— Так вот… — Мишутин с трудом проглотил комок, вдруг вставший в горле и мешавший продолжать. — Я сейчас умираю. У меня к вам просьба. Я сегодня закончил картину — она стоит в моей комнате на мольберте, дверь открыта. Вы возьмите ее и отнесите, если сможете, куда вам будет ближе — в райком или райсовет. Передайте: художник Мишутин приносит ее в дар народу. Сделаете?
— Зачем же я ее буду относить? Вы сами ее отнесете. Вы ошибаетесь, что умираете. Умирающие так ясно не разговаривают.
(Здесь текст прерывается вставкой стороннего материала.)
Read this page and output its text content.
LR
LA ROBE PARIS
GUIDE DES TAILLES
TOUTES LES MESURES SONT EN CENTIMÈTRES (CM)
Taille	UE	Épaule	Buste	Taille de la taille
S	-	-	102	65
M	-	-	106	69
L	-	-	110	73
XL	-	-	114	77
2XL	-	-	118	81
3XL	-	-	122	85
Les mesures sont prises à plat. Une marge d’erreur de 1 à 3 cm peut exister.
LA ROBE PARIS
Но Мишутину было мучительно трудно продолжать разговор — шевелить губами, слушать, что возражает женщина. Хотя она, конечно, делает это из лучших побуждений. Голова была совершенно пуста и в то же время нестерпимо тяжела. И гудела, гудела, гудела.
— Не спорьте, пожалуйста, со мной, мне трудно возражать. Я не ошибаюсь — я умираю. Обещаете?
И столько убежденности было в медленном шепоте художника, что женщине — закаленной и прошедшей уже через все испытания ленинградке — и той стало не по себе. Она неожиданно всхлипнула совсем по-бабьи:
— Милый вы мой… Товарищ Мишутин!.. Да обождите умирать хоть минут десять, я схожу за санками. У меня в квартире одна соседка еще жива, мы вас до дому все-таки дотащим. А? Не умрете? Продержитесь, дорогой! Я быстро!
Мишутин не ответил. Женщина увидела, что у него закрылись глаза.
— Голубчик, так нельзя! — Она его потормошила. — Слышите, не надо. Я, правда, быстро.
— Ну хорошо, идите. — Мишутину больше всего хотелось, чтобы она перестала его тормошить. Да и сугроб перестал казаться жестким, и почему-то стало теплее. — Идите, я постараюсь… не умирать.
Но когда женщина спустя четверть часа вернулась с соседкой и санками, он уже не дышал.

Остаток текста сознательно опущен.